Often data analysts need to account for missing data values.

pandas uses the floating-point value NaN (Not a Number) to represent missing numerica data. This is a **sentinel** value that can be easily detected.

The built-in Python `None` value is also treated as NA.

pandas has several methods for detecting `NaN` values in a Series or DataFrame:
- isnull
- notnull

These methods can be used as filters in a data query.

`data[data.notnull()]`

Alternatively, programs can use `dropna` to filter axis labels where values may have missing data. 

`dropna` has options to control how many missing values a row or column should have to be dropped.

**replace missing values**
Sometimes it's more useful to replace missing data with a specific or interpreted value, using `fillna`.

`fillna` can use a function to determine fill value.

`fillna` returns a new object, but has an `inplace` option.


### Transforming data

- **removing duplicates** - DataFrames have built-in methods to identify which rows are `duplicated` and to `drop_duplicates`. By default, these methods consider all columns, but programs can specify a subset.

- **transformation functions** - programs can use the Series **map** method to perform element-wise operations on transformations.

- **replacing values** - the replace() method is a simple approach for replacing values in a pandas object.

- **transforming indexes** - pandas dataset indexes  support **map()** operations to produce new objects with different labels. **replace()** is useful for simple index changes.

- **handling outliers** - programs may want to find & replace or filter values that exceed some threshold.


#### Binning

Sometimes it's necessary to separate continuous data into bins or groups for analysis.

pandas `cut()` method supports binning operations, including:

- dividing data into specific bins based on value ranges
- dividing data into equal-size bins
- assigning bin names
- determining which side of a bin is open or closed

pandas also provides `qcut()` to bin data based on sample quantiles.

#### Indicator/Dummy variables

It's often necessary to convert a categorical variable into a `dummy` or `indicator` matrix for statistical modeling.

`get_dummies()` returns a matrix with one row for each value in a Series and a column for each distinct category value. 

The matrix value is 1 where the Series value at a given index matches the category and 0 otherwise.

In [None]:
df = pd.DataFrame({'key': ['b', 'b', 'a', 'c', 'a', 'b'], 'data1': range(6)})
pd.get_dummies(df['key'])

Unnamed: 0,a,b,c
0,0,1,0
1,0,1,0
2,1,0,0
3,0,0,1
4,1,0,0
5,0,1,0


### String manipulation

- string methods - python has a wide range of built-in string methods.

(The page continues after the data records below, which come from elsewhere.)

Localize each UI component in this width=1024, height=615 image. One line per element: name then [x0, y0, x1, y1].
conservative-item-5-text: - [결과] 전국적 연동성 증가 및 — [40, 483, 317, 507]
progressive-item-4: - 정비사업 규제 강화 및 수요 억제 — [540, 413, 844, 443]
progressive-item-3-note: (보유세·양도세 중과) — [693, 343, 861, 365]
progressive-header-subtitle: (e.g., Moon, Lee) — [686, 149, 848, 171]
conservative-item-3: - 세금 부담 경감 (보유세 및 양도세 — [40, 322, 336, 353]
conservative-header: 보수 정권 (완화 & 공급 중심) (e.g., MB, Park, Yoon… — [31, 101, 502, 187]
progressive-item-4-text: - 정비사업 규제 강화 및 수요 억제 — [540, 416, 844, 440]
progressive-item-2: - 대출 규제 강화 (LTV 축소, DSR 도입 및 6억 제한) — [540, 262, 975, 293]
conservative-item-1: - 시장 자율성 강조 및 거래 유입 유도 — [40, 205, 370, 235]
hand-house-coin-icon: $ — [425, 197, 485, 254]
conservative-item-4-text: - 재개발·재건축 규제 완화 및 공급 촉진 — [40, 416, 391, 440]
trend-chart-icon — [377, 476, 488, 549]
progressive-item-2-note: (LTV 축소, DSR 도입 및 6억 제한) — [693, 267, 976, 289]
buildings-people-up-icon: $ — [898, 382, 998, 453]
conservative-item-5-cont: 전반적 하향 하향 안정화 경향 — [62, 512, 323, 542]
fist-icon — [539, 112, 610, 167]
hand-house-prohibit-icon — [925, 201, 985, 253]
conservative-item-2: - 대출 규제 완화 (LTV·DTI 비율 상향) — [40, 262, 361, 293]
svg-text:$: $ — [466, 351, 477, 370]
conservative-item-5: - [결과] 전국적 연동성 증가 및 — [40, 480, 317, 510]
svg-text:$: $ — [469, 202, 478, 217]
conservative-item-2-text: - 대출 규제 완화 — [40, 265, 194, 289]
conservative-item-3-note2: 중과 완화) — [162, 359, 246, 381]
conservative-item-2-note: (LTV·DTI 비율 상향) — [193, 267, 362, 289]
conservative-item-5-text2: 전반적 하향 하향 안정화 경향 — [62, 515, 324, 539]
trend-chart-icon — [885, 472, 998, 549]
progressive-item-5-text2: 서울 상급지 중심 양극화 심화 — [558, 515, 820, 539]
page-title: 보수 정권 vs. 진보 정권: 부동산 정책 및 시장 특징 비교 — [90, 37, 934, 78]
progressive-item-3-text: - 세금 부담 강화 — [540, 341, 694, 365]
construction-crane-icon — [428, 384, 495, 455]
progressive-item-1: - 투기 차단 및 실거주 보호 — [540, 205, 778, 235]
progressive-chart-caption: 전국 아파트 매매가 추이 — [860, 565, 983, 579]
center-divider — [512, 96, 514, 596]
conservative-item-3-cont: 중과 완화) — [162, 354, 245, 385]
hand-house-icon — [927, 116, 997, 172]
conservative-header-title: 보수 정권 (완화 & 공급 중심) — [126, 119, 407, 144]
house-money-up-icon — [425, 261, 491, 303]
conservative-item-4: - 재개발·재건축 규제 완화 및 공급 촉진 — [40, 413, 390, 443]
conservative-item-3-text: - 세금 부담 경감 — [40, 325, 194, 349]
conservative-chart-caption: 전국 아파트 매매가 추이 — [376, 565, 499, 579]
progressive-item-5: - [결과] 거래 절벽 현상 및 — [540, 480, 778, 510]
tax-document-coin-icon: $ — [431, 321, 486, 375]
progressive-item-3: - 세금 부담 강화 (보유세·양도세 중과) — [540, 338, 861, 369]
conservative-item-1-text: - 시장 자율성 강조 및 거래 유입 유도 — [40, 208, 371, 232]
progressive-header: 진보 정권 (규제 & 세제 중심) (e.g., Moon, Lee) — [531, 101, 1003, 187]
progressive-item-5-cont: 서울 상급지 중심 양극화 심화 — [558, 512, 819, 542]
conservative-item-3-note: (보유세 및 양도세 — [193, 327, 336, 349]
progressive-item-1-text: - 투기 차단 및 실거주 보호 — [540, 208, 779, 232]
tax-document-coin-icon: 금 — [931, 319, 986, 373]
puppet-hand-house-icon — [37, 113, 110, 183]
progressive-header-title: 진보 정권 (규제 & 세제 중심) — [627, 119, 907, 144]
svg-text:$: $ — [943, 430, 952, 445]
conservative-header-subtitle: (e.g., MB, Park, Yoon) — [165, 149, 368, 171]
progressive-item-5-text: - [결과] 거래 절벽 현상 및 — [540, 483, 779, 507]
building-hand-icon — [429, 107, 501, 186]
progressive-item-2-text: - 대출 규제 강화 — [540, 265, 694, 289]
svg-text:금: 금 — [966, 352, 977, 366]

Some common ones are:
  - **split** - generate an array of substrings from a string based on a delimiter
  - **lowercase** - convert a string to lower case
  - **uppercase** - convert a string to upper case
  - **join** - combine strings with a delimiter
  - **index** - determine where in a string a substring is first found
  - **find** - determine if a string contains a substring
  - **count** - number of occurences of a substring in a string
  - **replace** - substitute occurrences of one pattern with another.


**Regular Expressions** provide a (mostly) language-agnostic logical syntax for finding/matching string patterns in text.

`regex` patterns can be applied to strings with python's [re module](https://docs.python.org/3/library/re.html).


In [None]:
import re
text = "foo    bar\t baz  \tqux"

# inline regex pattern
re.split('\s+', text)

# reusable regex object
regex = re.compile('\s+')
regex.split(text)

['foo', 'bar', 'baz', 'qux']

**vectorized string functions**

pandas Series has array-oriented methods for string operations that will skip `NA` values.

In [None]:
name = "Bob"
name[1:]

'ob'

## Writing Data Files

Pandas can export data to various file formats:

- to_csv   - to a text file w/ defined separator
- to_excel - to Excel file
- to_json  - to JSON
- to_html  - to HTML


In [None]:
df1 = pd.DataFrame([['a', 'b'], ['c', 'd']],
                   index=['row 1', 'row 2'],
                   columns=['col 1', 'col 2'])
df1.to_excel("output.xlsx")  
df1.to_json("output.json")